If you’re planning to offer up a true omnichannel experience, be aware that initializing social media customer service will not be plain sailing.
In the world of Twitter and Facebook, Millennials are your core audience, and they hold the power to make or break a client brand with just 140 characters and a click of a button. So before taking the plunge into this relatively uncharted territory, consider the cultural, technological, and educational challenges that await you.
Regional Cultural Divide
The main issue in delivering social media customer service in the Americas is the sheer variety of cultures. From Canada down to Argentina — and even across the many states in the U.S. — each area has its own particularities in the way people communicate and their expectations for customer service.
Spanish multinational BPO provider Atento is tackling this challenge primarily through the use of technology. “We have three strategies to attacking the cultural divide in the region,” explained André Barreira, Global Solutions Director at the firm. “The first is to build an analytical customer database to identify common behaviors and wordings in each market. The second is the continuous training of agents to enable their ongoing understanding of these cultures. And the third is the utilization of a series of robots that can tell agents the best answers to give based on the scenario they face.”
Using Data to Predict Customer Behavior
Big Data is an indispensable tool for the journey to true omnichannel, but also contributes to the second biggest challenge: integrating that data into one representative overview of the customer. After all, it’s the way you use the data that determines the success of your social media customer service channel.
In order to track multiple engagements across different channels, U.S. firm Alorica relies primarily on the right technology platforms. “Miscommunication is a risk in any medium, but especially on social media platforms that limit words and characters,” said Janey Sherman, Director of Technology, Client Solutions at Alorica. “It’s important to deploy a CRM solution that handles all types of interactions within one platform. This way agents get a 360 degree view of customer interactions and histories with the brand in order to provide a complete and successful service experience.”
Global BPO provider Qualfon believes that one of the biggest challenges for social media customer service is that it is still developing, so the learning process is ongoing.
“There’s a demographic of customers now that want to contact us more through social media than typical email or voice,” said Nickola Hubiak, VP of Client Relations at Qualfon. “If customers are using social media to contact us they definitely don’t want to call in or send emails, so we need to give agents complete access to each social media channel in order to provide the right service. The rest of our customer base are those who call first and then go to social media if they didn’t get what they wanted from the call.”

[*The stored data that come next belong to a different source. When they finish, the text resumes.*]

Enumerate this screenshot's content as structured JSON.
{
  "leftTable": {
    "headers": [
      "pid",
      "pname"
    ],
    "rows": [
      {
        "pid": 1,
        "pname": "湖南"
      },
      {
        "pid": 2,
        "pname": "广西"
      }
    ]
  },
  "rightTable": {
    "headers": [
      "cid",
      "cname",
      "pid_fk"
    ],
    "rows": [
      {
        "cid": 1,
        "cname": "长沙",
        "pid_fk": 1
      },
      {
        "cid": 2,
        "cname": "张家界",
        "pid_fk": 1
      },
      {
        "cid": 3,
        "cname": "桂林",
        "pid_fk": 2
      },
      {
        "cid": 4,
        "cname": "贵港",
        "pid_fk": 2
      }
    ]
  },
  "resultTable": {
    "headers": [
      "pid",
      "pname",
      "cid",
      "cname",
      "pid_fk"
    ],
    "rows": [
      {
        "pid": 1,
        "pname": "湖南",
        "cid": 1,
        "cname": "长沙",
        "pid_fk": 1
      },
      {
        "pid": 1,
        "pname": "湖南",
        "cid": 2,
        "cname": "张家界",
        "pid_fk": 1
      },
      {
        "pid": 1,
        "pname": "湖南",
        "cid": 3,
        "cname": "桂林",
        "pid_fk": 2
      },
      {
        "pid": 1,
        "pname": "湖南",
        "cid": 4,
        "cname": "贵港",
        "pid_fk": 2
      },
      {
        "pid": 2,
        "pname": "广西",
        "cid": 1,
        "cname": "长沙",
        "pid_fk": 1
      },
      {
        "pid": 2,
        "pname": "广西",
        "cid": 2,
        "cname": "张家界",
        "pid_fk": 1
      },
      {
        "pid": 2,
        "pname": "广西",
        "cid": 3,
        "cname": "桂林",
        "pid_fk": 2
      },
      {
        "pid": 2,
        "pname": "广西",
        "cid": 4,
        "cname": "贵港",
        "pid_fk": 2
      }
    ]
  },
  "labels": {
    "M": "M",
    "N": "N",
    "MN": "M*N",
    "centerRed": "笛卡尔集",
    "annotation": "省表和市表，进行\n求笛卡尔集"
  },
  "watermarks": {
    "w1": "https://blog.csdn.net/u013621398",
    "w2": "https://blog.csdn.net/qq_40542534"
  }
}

Some customers will occasionally take their complaints or queries to relevant blogs, so Qualfon monitors the most influential ones for its clients as part of its service. This is primarily to inform the client of what is being said, but also to provide support within the blog, reducing any misinformation that might be spreading.
Alorica has dealt with similar challenges: “What is different with social media is that customers expect a relatively quick response from brands,” said Sherman, explaining that the capability to react in a compassionate and helpful manner within a few minutes is key to maintaining good relationships with consumers. “In addition, helping brands with little to no social media experience understand what makes good social media customer service policy is paramount to being successful in this medium.”
Nuances in social media are wildly different to traditional channels, meaning that it’s vital to execute a detailed training program and set clear operational procedures, according to Sherman, who has one final piece of advice: “Employing monitoring technology that can catch your brands’ names where @ mentions are not used can save an interaction from becoming delayed and problematic,” she said.
Brand Sentiment & Reputation
Maintaining the brand culture of the client is the third biggest challenge in the world of sourced social media support, as most companies have spent many years developing a reputable name for themselves. This mainly comes down to the creation and deployment of solid policies that help agents stick to the brand’s message, and then disseminating it through thorough agent training programs.
“This is definitely not easy,” said Barreira, explaining that the agents that manage social media at Atento are completely different to those managing voice channels. “There first needs to be a specific profile in place to hire the right agents, but then it comes down to training, training, and more training.” This training is usually complimented by a brand awareness strategy and experience agents from the client company beforehand, in order to ensure the right message is communicated from the very beginning.
Hubiak explained that Qualfon’s approach is to first ask clients exactly how they want their brand voice to be communicated over social media customer service channels. “Once that has been outlined, we work it into the training, so agents get to learn what it sounds like very early,” she said. “After a few queries have been resolved, we perform a quality check to see how the customer responded to the agents’ replies. Furthermore, we don’t bring anyone new into social media support; the agents we use are always the most tenured agents for those clients, meaning they already have a good understanding of the client culture.”
As risky as the waters of social media customer service may be, the importance of these channels continues to grow, so companies should be preparing to jump in and swim before they soon get left behind on the shore.